Arriviamo ai giorni nostri con al vertice societario la holding Noto, uno dei gruppi imprenditoriali economicamente più forti ed apprezzati d’Italia. Uno lusso ed uno sballo per questa città per la nostra squadra se non si cade nell’errore di pensare che le risorse finanziare della holding possano essere riversate in una società di calcio come un contenitore a perdere.

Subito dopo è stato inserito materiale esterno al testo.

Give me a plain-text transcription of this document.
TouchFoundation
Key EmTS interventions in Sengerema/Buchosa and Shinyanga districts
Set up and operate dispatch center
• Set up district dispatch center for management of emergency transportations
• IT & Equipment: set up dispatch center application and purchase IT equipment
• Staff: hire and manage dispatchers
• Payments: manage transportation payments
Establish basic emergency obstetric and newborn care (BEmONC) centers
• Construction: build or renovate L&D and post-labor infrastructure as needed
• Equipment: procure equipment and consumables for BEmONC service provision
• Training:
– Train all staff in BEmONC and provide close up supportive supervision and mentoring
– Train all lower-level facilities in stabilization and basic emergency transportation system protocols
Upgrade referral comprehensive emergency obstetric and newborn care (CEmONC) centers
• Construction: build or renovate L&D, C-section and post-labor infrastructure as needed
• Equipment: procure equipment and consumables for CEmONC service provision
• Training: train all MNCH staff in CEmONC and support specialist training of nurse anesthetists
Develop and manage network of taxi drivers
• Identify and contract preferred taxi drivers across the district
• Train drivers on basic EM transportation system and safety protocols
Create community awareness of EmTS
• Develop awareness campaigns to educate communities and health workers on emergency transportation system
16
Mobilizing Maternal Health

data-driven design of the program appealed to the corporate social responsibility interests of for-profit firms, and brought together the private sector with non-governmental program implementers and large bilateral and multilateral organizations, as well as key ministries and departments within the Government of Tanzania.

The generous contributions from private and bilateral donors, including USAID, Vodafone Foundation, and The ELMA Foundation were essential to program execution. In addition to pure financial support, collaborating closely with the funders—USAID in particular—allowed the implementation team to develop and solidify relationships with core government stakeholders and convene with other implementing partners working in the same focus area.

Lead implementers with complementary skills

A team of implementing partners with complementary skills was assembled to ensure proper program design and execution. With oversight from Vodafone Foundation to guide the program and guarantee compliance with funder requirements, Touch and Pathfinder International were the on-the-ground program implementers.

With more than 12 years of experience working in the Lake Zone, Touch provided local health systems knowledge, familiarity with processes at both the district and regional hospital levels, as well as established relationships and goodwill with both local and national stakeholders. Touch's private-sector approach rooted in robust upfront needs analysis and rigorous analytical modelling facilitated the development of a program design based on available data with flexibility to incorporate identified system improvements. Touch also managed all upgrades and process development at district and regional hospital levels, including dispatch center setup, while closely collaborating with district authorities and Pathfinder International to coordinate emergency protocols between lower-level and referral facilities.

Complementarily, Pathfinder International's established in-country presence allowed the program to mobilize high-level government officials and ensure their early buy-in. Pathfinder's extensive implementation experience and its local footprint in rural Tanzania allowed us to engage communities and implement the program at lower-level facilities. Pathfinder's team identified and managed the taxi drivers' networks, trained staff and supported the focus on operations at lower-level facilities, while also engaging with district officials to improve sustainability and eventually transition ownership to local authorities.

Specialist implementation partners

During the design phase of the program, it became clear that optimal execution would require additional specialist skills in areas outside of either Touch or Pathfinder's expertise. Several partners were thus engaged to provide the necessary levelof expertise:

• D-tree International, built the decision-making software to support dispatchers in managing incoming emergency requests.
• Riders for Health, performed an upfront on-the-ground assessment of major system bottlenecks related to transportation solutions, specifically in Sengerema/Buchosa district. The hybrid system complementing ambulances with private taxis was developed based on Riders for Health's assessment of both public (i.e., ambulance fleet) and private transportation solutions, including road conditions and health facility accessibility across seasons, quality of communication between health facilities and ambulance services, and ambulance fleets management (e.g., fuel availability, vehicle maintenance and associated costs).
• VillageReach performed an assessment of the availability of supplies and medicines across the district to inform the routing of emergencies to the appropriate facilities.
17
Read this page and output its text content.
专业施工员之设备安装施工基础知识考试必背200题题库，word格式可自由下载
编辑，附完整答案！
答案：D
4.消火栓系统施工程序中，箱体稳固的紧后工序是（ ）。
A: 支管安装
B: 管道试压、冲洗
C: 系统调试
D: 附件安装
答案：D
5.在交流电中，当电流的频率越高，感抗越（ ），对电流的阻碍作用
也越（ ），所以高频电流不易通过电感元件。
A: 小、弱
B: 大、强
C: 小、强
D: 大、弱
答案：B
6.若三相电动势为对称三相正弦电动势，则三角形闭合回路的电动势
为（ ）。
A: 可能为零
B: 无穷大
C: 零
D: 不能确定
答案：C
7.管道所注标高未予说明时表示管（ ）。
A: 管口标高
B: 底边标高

In questa evoluzione del calcio e nel suo approccio di “fattore matematico” da questa proprietà non mi aspetto la vittoria di un campionato fine a stesso, ma un ciclo vincente con una società di calcio funzionale, che abbia una identità che affonda le radici nella storia che sia un modello che funziona in una città dove le cose che funzionano sono davvero poche.

Noi di catanzarosport24.it lo avevamo scritto già da giugno del 2020 invitando il presidente Noto a rimodulare le funzioni della società estirpando quel luogo comune che il calcio si fa secondo un vecchio motto assai caro a questa città, ad un modo di pensare e concepire lo stesso calcio in maniera obsoleta, ovvero che si faccia con chi “conosce la piazza e la città”.

Il calcio, oggi, si fa in primis se alle spalle hai una proprietà economicamente solida e con una società che conosce il calcio.

La linea tracciata dalla holding Noto è andata in questa direzione, non abbiamo vinto nulla siamo arrivati secondi a ben 22 punti dalla prima con una squadra che ha detta di molti avrebbe lottato per la sopravvivenza.

Ed invece abbiamo vinto perdendo quella presunzione ed arroganza di essere migliori delle figure professionali, una lezione di calcio o come si dice da queste parti “na lignata nte mussi” agli spocchiosi che forse, e ce lo auguriamo, possa servire ad una “mutazione genetica” di concepire quello che oggi è il calcio.

Queste sono le basi affinché anche da noi si possa costruire una squadra ammazza campionato e che soprattutto possa poi dare continuità ed aprire un ciclo.

Il futuro è già partito a giugno scorso, molti se lo sono persi ed oggi si ritrovano nei play off con l’accesso diretto ai quarti come teste di serie, viviamocelo e godiamocelo fino in fondo. Forza Catanzaro!!!